More Manager Raises?

CitCity Hall managers hoping to cash in on a new salary plan
might find councilmen unsympathetic following a bruising fight to
enact the wage policy.
Gilroy – City Hall managers hoping to cash in on a new salary plan might find councilmen unsympathetic following a bruising fight to enact the wage policy.

The controversial shift in pay ranges, approved by council in a 5-1-1 vote in April, called for Gilroy’s 42 “exempt” managers to always earn 15 percent more than their subordinates and 10 percent more than the average pay given to their counterparts in nearby cities. The program added to the city budget $200,000 in costs, comprised of instant wage hikes ranging from a few hundred dollars annually for engineers to nearly $15,000 for the city clerk. While only half of city managers received wage increases in April, city administrators are now poised to ask for across-the-board raises to keep managers in step with pending raises for Gilroy’s 240-plus union workers.

“I have no doubt that Jay’s recommendation will be no raise,” said Councilman Dion Bracco said Wednesday, referring to the possibility of a raise in coming months for top managers.

Bracco initially opposed the pay range plan but ultimately voted for it, siding with arguments by City Administrator Jay Baksa that the policy is needed to help hire and retain top personnel.

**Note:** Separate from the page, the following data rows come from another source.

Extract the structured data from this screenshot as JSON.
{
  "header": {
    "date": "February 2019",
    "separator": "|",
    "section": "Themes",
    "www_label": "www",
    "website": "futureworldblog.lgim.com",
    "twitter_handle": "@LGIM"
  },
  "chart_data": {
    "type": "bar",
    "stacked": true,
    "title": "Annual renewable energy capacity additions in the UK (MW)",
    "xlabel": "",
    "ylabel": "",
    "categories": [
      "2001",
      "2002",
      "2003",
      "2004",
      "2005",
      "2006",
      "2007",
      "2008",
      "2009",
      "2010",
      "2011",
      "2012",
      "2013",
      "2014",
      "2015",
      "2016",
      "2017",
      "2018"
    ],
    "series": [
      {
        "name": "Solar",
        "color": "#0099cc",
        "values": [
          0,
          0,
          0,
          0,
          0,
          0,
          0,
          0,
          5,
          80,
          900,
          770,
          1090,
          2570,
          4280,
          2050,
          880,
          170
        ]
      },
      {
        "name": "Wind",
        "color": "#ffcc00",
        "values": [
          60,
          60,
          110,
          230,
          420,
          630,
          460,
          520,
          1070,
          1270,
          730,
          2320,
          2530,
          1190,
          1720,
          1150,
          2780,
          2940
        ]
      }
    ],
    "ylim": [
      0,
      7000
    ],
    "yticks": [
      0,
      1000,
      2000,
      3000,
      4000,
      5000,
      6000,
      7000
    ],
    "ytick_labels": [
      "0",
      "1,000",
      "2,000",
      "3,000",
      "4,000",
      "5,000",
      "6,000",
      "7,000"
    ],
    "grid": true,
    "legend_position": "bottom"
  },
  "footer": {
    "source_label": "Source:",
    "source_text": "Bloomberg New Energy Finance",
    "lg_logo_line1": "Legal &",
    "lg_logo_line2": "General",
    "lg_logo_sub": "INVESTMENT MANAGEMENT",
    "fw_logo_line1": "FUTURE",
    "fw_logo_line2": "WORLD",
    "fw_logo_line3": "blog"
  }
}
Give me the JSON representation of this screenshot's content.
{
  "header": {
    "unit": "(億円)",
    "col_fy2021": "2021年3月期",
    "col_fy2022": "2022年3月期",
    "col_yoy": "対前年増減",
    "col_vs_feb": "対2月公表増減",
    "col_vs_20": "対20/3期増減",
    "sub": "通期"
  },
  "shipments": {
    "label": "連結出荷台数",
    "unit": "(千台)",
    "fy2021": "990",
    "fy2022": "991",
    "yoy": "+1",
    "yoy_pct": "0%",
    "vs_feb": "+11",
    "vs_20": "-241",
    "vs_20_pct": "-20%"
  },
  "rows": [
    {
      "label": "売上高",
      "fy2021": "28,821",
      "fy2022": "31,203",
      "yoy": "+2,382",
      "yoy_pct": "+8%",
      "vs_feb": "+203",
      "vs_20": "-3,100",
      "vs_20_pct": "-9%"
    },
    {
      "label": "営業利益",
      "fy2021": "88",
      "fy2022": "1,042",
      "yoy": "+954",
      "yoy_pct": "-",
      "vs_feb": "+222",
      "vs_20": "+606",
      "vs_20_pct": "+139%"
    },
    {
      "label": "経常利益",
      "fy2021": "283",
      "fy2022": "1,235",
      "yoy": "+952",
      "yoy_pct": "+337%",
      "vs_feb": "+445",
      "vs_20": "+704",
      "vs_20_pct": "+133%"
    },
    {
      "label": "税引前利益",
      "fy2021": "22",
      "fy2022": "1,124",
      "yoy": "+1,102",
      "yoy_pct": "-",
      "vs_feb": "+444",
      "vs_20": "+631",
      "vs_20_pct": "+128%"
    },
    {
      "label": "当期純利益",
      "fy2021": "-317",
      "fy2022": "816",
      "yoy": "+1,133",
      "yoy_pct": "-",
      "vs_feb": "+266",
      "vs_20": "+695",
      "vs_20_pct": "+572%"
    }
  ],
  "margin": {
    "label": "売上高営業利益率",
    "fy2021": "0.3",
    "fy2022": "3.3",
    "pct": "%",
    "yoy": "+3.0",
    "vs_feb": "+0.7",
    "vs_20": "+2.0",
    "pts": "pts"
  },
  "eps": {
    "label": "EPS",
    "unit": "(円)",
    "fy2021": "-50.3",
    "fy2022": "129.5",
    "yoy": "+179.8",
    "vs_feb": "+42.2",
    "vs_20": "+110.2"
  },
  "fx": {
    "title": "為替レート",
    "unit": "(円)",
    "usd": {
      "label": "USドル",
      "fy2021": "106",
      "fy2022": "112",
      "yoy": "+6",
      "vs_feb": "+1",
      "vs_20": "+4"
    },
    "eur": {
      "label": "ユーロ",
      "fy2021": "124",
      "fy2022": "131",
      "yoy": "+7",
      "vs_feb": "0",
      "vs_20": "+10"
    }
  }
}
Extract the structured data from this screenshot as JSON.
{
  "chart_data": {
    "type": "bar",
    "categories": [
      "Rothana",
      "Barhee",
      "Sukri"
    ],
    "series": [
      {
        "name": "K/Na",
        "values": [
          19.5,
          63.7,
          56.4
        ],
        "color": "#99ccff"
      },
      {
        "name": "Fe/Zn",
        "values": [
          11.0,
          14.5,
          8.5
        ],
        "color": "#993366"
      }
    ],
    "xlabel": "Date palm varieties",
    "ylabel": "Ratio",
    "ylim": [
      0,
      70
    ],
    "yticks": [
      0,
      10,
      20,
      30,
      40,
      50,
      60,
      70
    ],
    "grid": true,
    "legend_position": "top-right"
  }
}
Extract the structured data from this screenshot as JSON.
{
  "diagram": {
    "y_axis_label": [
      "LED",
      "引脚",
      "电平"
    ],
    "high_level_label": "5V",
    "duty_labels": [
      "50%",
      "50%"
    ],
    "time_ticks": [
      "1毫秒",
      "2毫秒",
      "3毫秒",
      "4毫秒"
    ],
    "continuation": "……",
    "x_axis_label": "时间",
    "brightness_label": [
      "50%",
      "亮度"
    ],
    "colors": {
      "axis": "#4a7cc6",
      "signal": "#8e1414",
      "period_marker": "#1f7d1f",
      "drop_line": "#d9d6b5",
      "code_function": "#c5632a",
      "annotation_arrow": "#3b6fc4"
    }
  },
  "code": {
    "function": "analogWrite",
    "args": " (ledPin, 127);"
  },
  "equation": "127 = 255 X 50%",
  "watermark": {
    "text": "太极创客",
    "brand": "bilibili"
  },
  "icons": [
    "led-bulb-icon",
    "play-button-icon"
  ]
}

The plan was also needed, Baksa said, to improve morale in the police department, where some unionized sergeants earned more than captains, their non-union supervisors.

“I can’t see us having in front of us raise after raise after raise,” Bracco said. “We just took care of this. I would say I don’t want to see this for another year.”

Baksa said, however, that he “absolutely” plans to recommend a raise in coming weeks or months based on salary increases given to the city’s three unions.

“We’ve just gone through a very elaborate process to make this system right,” he said. “We don’t want to do things now to cause this problem to re-occur in the future.”

Firefighters and police will receive 3 percent raises as of July 1, and the city remains in labor talks with its biggest union, the American Federation of State, County and Municipal Employees Local 101.

Baksa said administrators will await the outcome of labor talks with the last union before making a recommendation for manager pay increases.

The wage plan approved in April relies in part on the “best of the best” formula, which calls for city managers to receive the highest percentage raise afforded to any of the three unions. The wage recommendation for managers would not necessarily be pegged to the highest increase, Baksa said, but he stressed that an increase is necessary to preserve the integrity of the policy.

Councilman Craig Gartman called the plan his “worst nightmare come true.” At the time of approval, he called it a “pyramid scheme” that would lead to spiraling wage hikes. On Wednesday, he questioned the judgment of Baksa in the face of annual budget shortfalls of several million dollars.

“Just a month after giving them these huge raises, now he wants to give them raises again?” Gartman said. “Does (Baksa) think Christmas comes every month? What happened to fiscal responsibility? It sounds like he’s lost his mind and he’s giving away the candy store as he’s walking out the door.”

Baksa announced in recent weeks that he plans to retire at the end of the year after 24 years as city administrator. Though he did not receive a raise in April, his contract calls for him to receive any wage increases given to other exempt employees.

The final decision on wage increases rests with the seven-member city council. Any wage hike approved for city managers after July 1, the start of the fiscal year, would involve backpay for the intervening months, according to Human Resources Director LeeAnn McPhillips.

Councilman Paul Correa would not say if he would approve or reject a wage proposal for managers so soon after approving a plan that inspired a stream of angry letters and phone calls from residents.

“It’s going to raise our eyebrows even more,” he said. “We’ll have to hear what’s going on from Jay, get some more answers and see what we should do.”